Car si Oradour ne fut en France qu’un crime de guerre prescrit au terme des trente années réglementaires, il reste en revanche pour les Allemands inscrits au patrimoine mondial du crime contre l’humanité. « Comme tout le monde, j’ignorais que les investigations avaient été relancées. La dernière fois que j’ai eu des nouvelles de l’enquête, c’était en 1983, à Berlin, lorsque j’ai été cité comme témoin au procès de l’officier SS Heinz Barth. »
Procès aussi bâclé et frustrant que la parodie de justice organisée trente ans plus tôt à Bordeaux. Robert Hébras s’en était alors retourné résigné dans ce village maudit que jamais pourtant il n’a songé quitter. « Après la Libération, l’État a laissé filer les responsables pour ne pas mettre en péril la réconciliation nationale, quitte à sacrifier au passage un bourg inconnu du centre de la France. Souvenons-nous que 21 des 28 accusés étaient des malgré-nous, ces Alsaciens incorporés dans la SS. »
Pour bien tardif qu’il soit, cet improbable rebondissement bouleverse malgré tout bien au-delà d’Oradour depuis mardi dernier. Au lendemain de la révélation des faits par le procureur de Dortmund, Robert Hébras s’est alors une nouvelle fois risqué au parcours du combattant de la mémoire à travers les ruines figées de sa jeunesse. À l’heure où l’on convoque des cellules psychologiques parfois au moindre ongle cassé, le vieil homme de 85 ans n’a lui jamais eu l’illusion de pouvoir renier son passé. À quoi bon d’ailleurs faire son deuil, lorsque l’évocation de celui-ci permet peut-être d’en éviter d’autres.

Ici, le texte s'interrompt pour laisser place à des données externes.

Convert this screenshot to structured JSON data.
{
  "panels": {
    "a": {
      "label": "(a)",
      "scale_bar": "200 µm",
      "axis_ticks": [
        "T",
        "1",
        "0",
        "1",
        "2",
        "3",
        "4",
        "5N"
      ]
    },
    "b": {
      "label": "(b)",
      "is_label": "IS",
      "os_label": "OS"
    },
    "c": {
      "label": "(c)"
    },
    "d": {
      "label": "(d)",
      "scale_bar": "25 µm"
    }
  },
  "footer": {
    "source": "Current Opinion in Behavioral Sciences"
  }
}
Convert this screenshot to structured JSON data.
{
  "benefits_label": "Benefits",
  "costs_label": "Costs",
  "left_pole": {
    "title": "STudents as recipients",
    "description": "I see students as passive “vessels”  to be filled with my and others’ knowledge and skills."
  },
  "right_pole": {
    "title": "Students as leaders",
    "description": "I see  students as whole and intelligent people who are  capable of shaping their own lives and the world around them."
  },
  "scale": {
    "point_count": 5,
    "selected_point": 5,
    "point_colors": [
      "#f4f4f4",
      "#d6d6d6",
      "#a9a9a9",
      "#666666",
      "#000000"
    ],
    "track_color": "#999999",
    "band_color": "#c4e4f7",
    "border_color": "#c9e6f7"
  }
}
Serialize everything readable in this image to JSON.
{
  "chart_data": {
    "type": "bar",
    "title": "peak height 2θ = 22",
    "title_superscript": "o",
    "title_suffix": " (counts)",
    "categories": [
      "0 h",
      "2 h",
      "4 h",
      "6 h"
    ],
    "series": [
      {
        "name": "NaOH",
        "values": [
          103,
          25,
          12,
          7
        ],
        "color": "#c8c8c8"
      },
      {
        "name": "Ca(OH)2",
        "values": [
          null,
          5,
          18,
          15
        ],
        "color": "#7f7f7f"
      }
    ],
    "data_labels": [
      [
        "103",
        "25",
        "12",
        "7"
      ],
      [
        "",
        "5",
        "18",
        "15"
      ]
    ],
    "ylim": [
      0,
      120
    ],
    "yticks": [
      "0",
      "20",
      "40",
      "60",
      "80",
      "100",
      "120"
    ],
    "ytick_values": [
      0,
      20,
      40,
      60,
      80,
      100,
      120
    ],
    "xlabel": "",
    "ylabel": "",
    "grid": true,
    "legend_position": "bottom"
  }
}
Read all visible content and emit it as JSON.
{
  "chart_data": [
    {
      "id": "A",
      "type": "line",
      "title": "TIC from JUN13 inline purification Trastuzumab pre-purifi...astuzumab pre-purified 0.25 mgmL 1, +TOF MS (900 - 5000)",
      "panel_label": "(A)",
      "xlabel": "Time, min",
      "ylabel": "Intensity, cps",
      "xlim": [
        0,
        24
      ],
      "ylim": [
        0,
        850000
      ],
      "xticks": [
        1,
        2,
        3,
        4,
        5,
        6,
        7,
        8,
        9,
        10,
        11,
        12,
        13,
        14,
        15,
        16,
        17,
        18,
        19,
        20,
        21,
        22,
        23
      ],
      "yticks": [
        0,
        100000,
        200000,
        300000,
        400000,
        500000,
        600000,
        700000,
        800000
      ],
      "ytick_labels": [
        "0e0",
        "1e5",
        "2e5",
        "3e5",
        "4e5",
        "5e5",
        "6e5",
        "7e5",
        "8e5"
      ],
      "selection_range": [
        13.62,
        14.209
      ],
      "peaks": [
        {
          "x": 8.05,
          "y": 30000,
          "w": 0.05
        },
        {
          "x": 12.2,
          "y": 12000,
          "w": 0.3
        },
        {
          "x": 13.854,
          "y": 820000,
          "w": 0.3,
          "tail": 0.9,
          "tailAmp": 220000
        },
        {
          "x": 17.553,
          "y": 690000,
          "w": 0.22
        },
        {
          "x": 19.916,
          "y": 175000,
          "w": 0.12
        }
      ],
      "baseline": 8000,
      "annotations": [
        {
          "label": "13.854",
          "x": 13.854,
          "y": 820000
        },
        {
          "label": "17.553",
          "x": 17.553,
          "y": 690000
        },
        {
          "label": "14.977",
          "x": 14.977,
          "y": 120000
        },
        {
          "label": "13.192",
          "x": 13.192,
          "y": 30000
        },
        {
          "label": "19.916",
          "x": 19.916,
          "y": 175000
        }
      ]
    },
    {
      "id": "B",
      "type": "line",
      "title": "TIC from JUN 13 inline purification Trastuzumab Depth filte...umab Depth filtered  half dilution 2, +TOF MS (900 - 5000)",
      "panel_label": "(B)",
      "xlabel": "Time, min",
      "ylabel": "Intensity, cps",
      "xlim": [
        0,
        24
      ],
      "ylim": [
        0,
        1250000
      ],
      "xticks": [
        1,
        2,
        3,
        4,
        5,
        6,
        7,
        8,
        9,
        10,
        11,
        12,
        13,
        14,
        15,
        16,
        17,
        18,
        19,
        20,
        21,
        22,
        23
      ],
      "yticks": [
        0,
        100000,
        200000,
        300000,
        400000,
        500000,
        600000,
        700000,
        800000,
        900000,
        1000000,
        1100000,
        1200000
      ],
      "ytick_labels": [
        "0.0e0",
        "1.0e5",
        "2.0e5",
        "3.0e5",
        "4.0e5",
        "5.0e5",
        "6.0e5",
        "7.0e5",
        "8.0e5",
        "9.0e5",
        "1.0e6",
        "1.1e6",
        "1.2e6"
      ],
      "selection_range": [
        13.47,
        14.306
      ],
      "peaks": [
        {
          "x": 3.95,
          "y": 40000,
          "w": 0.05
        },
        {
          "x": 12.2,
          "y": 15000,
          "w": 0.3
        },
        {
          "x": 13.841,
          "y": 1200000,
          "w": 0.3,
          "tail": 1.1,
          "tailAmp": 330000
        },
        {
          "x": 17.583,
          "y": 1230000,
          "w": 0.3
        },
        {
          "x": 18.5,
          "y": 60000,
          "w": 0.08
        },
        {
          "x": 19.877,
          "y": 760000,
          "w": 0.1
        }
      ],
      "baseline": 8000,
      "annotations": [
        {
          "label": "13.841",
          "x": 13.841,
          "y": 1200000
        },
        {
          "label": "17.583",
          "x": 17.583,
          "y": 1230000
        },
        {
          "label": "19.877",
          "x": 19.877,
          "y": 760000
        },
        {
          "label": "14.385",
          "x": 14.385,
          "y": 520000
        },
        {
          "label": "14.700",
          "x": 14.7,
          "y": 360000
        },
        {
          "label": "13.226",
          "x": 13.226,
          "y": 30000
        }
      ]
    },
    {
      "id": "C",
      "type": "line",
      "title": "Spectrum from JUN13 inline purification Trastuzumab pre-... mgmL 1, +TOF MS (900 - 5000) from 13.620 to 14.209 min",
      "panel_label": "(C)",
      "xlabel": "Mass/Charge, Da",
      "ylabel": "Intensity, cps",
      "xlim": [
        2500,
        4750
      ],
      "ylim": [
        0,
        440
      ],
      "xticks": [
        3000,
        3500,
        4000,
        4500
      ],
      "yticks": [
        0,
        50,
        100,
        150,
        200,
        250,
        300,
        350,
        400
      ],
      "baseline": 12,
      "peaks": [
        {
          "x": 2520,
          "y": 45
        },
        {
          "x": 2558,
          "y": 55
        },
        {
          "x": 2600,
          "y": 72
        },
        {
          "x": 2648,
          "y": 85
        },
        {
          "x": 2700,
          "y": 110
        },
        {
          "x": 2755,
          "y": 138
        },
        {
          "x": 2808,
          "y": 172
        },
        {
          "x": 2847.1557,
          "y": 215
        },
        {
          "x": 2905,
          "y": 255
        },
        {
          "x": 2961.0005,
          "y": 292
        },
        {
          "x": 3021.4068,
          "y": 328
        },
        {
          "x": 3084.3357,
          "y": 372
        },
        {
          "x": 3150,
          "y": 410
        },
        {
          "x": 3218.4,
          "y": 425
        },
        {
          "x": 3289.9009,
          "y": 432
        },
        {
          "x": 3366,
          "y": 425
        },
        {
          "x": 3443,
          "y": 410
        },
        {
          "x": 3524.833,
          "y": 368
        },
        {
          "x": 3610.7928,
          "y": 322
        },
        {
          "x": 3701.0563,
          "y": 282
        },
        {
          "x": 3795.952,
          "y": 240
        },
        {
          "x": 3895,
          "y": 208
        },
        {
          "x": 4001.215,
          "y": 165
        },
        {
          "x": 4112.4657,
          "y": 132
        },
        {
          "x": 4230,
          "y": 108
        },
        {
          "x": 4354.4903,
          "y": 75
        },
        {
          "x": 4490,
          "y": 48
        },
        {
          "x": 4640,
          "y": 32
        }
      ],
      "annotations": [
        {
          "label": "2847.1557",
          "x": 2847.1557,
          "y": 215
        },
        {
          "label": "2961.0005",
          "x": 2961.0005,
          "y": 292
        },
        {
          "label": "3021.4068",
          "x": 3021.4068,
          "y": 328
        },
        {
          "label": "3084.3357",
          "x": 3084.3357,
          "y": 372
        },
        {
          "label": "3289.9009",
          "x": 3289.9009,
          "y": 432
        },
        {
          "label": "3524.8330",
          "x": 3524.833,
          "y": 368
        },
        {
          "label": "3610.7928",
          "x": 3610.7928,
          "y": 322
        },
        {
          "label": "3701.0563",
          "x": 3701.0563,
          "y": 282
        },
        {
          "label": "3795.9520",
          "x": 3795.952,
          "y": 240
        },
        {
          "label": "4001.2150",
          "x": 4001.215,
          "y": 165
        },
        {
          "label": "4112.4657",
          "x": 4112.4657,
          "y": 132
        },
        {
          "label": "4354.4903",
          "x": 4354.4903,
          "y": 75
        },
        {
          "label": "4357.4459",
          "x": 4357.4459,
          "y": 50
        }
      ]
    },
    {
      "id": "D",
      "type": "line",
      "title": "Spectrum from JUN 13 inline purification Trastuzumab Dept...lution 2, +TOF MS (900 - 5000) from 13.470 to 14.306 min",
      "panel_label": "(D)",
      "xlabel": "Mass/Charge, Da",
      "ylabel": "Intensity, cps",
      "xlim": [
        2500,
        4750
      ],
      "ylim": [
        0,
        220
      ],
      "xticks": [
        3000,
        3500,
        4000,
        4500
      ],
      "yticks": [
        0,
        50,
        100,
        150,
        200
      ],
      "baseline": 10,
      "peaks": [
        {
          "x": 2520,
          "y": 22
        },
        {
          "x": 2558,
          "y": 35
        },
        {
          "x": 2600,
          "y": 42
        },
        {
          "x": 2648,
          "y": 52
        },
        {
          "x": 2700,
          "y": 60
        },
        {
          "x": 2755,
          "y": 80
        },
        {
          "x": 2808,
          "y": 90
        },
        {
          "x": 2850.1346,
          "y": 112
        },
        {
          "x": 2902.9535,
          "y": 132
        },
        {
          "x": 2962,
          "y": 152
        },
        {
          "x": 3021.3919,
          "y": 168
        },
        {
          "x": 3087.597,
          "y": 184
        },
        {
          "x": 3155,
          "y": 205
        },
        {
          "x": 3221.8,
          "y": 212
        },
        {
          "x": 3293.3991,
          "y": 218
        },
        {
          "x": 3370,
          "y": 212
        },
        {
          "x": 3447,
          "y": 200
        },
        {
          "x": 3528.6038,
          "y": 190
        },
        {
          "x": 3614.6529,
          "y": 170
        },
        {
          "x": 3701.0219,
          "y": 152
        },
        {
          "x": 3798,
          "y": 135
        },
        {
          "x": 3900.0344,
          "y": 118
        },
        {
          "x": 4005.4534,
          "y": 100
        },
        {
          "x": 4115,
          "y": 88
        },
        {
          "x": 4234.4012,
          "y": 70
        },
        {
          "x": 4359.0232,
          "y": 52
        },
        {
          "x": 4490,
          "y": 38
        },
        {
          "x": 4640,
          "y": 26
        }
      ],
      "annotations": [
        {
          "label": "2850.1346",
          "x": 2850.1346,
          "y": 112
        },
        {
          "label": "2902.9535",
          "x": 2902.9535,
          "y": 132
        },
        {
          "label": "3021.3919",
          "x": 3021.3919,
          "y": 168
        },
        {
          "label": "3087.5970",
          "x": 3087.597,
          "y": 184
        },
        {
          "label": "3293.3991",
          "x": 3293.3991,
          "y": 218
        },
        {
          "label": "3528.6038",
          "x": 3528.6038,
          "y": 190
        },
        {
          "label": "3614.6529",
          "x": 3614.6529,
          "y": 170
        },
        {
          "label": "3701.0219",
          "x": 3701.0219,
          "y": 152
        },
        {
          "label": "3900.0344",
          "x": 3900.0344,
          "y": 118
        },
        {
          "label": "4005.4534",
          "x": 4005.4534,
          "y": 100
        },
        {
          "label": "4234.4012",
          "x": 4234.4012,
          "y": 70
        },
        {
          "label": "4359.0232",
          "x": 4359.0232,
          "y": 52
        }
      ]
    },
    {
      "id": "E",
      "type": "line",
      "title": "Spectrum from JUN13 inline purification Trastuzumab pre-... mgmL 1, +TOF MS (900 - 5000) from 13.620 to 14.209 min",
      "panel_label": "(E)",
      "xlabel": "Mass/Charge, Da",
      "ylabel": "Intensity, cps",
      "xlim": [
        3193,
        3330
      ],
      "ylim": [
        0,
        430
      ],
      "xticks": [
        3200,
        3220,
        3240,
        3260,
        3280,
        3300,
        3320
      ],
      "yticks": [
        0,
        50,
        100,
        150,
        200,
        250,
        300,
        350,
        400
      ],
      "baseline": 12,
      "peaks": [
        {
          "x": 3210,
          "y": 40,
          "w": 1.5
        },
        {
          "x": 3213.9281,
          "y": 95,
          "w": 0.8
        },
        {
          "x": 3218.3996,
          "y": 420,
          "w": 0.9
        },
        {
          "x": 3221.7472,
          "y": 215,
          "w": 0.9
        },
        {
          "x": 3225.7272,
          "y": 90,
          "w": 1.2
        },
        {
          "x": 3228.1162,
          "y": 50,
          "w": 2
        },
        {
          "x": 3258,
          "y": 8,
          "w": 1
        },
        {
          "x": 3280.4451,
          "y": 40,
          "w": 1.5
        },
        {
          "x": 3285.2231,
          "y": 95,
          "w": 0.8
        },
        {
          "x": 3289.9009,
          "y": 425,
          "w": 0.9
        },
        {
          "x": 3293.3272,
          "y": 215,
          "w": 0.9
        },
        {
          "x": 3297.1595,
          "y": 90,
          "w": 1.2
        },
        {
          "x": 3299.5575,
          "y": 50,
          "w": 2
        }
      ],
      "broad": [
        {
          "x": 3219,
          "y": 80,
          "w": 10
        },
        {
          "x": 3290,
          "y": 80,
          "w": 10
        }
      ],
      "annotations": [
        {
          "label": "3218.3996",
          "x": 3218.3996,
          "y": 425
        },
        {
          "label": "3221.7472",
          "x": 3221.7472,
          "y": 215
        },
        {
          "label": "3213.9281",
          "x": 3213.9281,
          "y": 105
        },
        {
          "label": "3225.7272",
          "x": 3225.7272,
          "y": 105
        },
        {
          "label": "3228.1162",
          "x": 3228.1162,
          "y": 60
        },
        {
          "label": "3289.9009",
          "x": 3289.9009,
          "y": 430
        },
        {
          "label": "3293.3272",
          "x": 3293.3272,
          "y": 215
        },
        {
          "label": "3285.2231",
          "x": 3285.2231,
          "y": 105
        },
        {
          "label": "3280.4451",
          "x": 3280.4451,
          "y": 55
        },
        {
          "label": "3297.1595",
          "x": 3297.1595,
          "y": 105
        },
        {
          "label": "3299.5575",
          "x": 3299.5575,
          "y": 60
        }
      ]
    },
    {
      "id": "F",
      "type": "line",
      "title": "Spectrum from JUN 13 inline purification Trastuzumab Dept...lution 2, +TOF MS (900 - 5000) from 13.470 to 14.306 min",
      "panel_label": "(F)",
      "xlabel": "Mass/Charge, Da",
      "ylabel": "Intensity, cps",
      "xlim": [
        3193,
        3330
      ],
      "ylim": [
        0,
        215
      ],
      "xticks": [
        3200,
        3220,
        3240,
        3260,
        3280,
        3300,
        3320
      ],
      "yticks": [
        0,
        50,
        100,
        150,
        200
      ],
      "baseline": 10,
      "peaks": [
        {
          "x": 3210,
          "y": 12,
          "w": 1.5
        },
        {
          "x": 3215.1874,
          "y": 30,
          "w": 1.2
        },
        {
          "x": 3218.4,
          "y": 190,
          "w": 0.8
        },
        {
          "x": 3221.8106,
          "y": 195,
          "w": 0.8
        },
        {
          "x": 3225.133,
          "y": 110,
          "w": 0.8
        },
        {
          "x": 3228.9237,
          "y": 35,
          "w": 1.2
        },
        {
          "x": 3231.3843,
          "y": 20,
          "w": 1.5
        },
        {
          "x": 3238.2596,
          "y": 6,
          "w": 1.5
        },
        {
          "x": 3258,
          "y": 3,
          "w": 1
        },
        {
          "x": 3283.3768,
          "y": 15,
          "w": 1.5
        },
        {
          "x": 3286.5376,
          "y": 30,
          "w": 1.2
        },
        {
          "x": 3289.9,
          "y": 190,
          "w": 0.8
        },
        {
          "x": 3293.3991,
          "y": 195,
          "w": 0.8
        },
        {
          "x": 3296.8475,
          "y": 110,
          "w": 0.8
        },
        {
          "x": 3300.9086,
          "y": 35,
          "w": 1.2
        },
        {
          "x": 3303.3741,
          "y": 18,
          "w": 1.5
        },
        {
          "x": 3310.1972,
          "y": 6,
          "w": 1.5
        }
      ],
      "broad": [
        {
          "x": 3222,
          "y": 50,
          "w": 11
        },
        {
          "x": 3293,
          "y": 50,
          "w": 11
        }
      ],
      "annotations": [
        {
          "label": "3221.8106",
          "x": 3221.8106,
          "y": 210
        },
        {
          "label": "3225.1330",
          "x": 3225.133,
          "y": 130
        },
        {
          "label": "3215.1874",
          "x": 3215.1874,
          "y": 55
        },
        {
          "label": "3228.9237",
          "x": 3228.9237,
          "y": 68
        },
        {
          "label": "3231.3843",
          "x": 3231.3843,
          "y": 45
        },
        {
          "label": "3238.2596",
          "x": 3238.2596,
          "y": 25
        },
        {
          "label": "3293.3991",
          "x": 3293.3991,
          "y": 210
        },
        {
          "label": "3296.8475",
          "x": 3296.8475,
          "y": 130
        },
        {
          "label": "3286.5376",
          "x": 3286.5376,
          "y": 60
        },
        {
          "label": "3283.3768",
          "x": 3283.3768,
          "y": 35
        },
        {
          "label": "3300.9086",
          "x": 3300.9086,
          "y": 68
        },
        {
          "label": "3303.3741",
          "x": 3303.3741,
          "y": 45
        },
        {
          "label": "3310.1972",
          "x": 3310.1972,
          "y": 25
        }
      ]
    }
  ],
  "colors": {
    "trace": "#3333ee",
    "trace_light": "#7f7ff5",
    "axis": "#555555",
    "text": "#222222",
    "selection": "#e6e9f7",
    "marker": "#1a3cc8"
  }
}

« Je reviens parfois en hiver ici, lorsqu’il n’y a pas trop de visiteurs. Mais quand je ferme les yeux, je revois surtout mon village d’avant le carnage. Et mes copains. Je ne sais pas si ma vie aurait été différente sans ce drame, en revanche, je me demande souvent ce qu’eux seraient devenus. Lui qui était intelligent, aurait-il été médecin ou avocat ? Et celui-là, serait-il mort d’un cancer ? Ma petite sœur aurait-elle eu un mari ? Moi, je n’ai rien fait pour rester en vie, ce sont leurs corps qui m’ont protégé des balles. »
De sa maison, comme de toutes les autres, les nazis ne lui ont laissé que des images. « Avant que la tempête de 1999 ne le recouvre de pierres, on apercevait encore un peu du fer forgé de mon lit. Les rares autres reliques ont été pillées au fil des ans par les touristes. Je ne comprends pas comment ils font pour vivre avec ça dans leur salon. Certains ont même volé jusque dans cette église où le sol porte encore les traces de sang et de gras de nos familles. »
Habitué à croiser des soldats allemands dans les rues de Limoges, le jeune Robert Hébras aura pourtant rassuré ses amis jusqu’à ce que les balles ne les déchiquettent le 10 juin 1944 à 15 heures. « Ça vous paraîtra sans doute invraisemblable, mais à aucun moment je n’ai pensé qu’ils allaient nous tuer. J’étais serein. »
« Qu’ils parlent enfin… »
Sauf qu’Oradour n’eut rien d’une hécatombe improvisée par des nazis la bave aux lèvres sur le chemin de leur Normandie perdue. Froid et prémédité, le massacre reste pourtant aujourd’hui encore un mystère. « Voilà pourquoi j’aimerais que ces six anciens SS que l’on vient d’identifier retrouvent enfin la parole. Peut-être ne seront-ils jamais jugés, peut-être étaient-ils trop jeunes pour avoir donné des ordres, mais au moins qu’ils expliquent. Je ne m’abaisserai jamais à les supplier, mais je veux que ces types me disent quel était leur état d’esprit ce jour-là. Car cette 3e compagnie du régiment Der Führer, ils ne l’ont pas désertée. »
Et puis, soudain, Robert se met à rire un peu nerveusement. « Pardon, c’est idiot, mais quand je parle de cette 3e compagnie, je ne peux m’empêcher de penser à la septième compagnie, le film de Robert Lamoureux. » Et puis il s’est mis à pleurer.